R L Madden et al. Transpl Int. 2000.

Abstract

Although acute rejection (AR) has been shown to correlate with decreased long-term renal allograft survival, we have noted AR in recipients who subsequently had stable function for more than 5 years. We reviewed 109 renal graft recipients with a minimum of 1 year graft survival and follow-up of 5-8 years. Post-transplant sodium iothalamate clearances (IoCI) measured at 3 months and yearly thereafter were used to separate recipients into 2 groups. In 61 patients (stable group), there was no significant decrease ( > 20 % reduction in IoCl over 2 consecutive years) in IoCl. Forty-eight patients had significant declines in IoCl (decline group).
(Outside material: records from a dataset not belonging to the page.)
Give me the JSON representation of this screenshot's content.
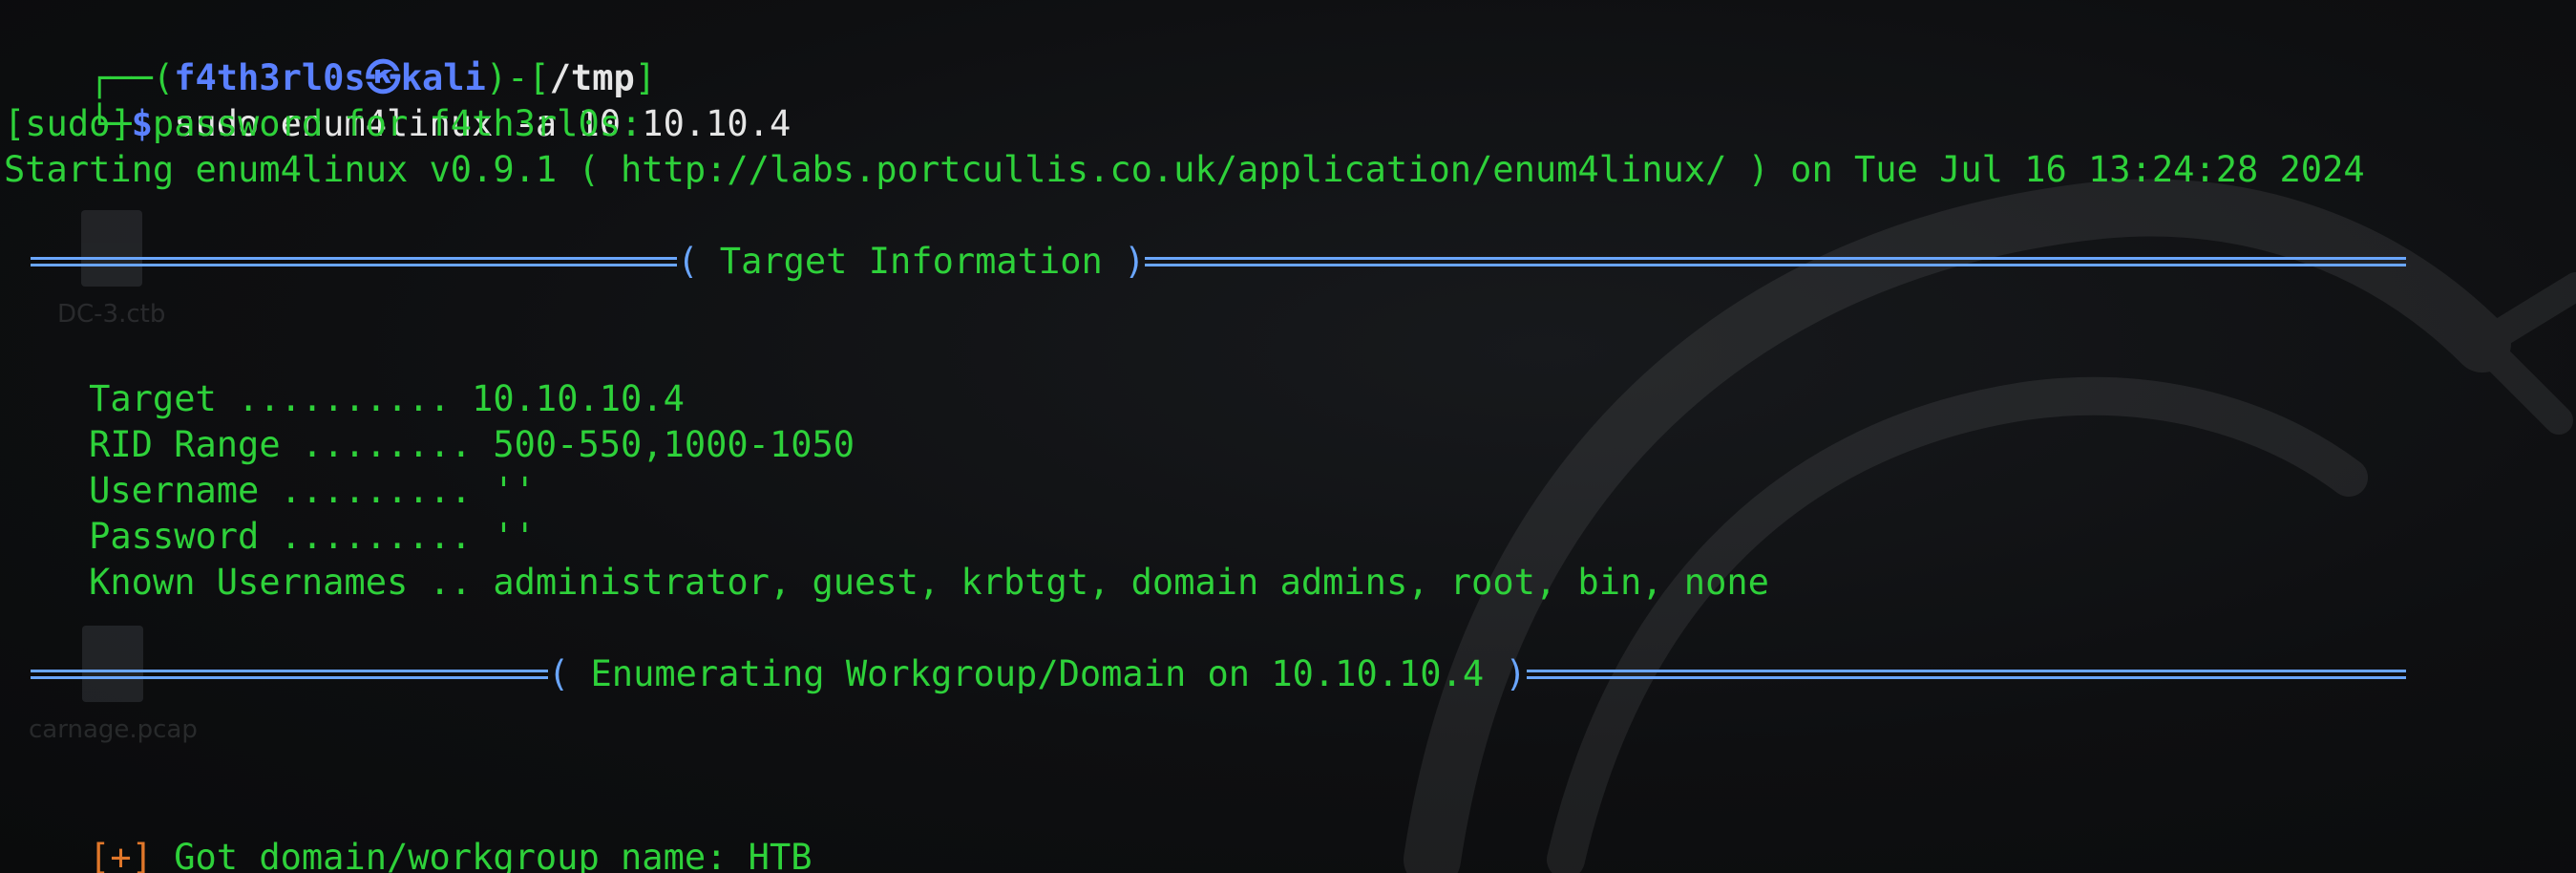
{
  "prompt": {
    "user": "f4th3rl0s",
    "skull_glyph": "㉿",
    "host": "kali",
    "dir": "/tmp",
    "symbol": "$",
    "command": "sudo enum4linux -a 10.10.10.4"
  },
  "sudo_prompt": "[sudo] password for f4th3rl0s:",
  "start_line": "Starting enum4linux v0.9.1 ( http://labs.portcullis.co.uk/application/enum4linux/ ) on Tue Jul 16 13:24:28 2024",
  "section_target": {
    "title": " Target Information "
  },
  "target_info": [
    {
      "key": "Target ..........",
      "value": "10.10.10.4"
    },
    {
      "key": "RID Range ........",
      "value": "500-550,1000-1050"
    },
    {
      "key": "Username .........",
      "value": "''"
    },
    {
      "key": "Password .........",
      "value": "''"
    },
    {
      "key": "Known Usernames ..",
      "value": "administrator, guest, krbtgt, domain admins, root, bin, none"
    }
  ],
  "section_workgroup": {
    "title": " Enumerating Workgroup/Domain on 10.10.10.4 "
  },
  "result": {
    "marker": "[+]",
    "text": "Got domain/workgroup name: HTB"
  },
  "desktop_icons": [
    {
      "label": "DC-3.ctb"
    },
    {
      "label": "carnage.pcap"
    }
  ],
  "colors": {
    "green": "#2ed13a",
    "blue": "#5a80ff",
    "rule": "#6aa6ff",
    "orange": "#e0772a",
    "background": "#0e0f11"
  }
}
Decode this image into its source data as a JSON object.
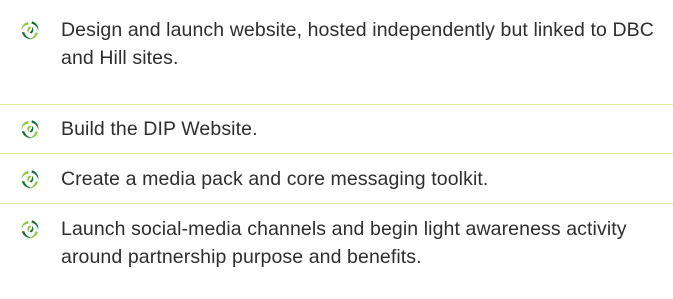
{
  "colors": {
    "divider": "#dfe7a2",
    "icon_light": "#8dc63f",
    "icon_dark": "#1b6b3a",
    "text": "#2e2e2e"
  },
  "bullet_icon": "swirl-leaf-icon",
  "items": [
    {
      "text": "Design and launch website, hosted independently but linked to DBC and Hill sites."
    },
    {
      "text": "Build the DIP Website."
    },
    {
      "text": "Create a media pack and core messaging toolkit."
    },
    {
      "text": "Launch social-media channels and begin light awareness activity around partnership purpose and benefits."
    }
  ]
}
Groups were compared for incidence, severity, timing, and completeness of reversal of AR. Rejection was considered completely reversed if the post-AR serum creatinine (Scr) returned to or below the pre-AR nadir Scr after anti-rejection therapy. The incidence of AR was not significantly different between groups (47% vs 52%). A trend toward a lower mean number of AR episodes per patient was noted in the stable group (0.69 vs 1.04, P = 0.096), but the timing of AR was not different. Steroid-resistant AR occurred in approximately 25 % of both groups. A striking difference was seen in complete reversal of AR, with the stable group having 100% (42/42 episodes of AR in 29 patients) complete reversal whereas only 32 % (8/25) of the patients in the decline group had complete reversal (P < < 0.001). Of 8 declining patients with complete reversal, graft loss was due to chronic rejection (CR) in only 3. Seventeen declining patients had incomplete reversal of AR, and 82 % (14/17) lost their grafts to CR. Overall, only 8% (3/37) of the recipients with complete reversal of AR developed CR. No patients with incompletely reversed AR had stable long-term function as measured by IoCl. AR is not invariably deleterious to long-term renal graft function if each episode of AR can be completely reversed.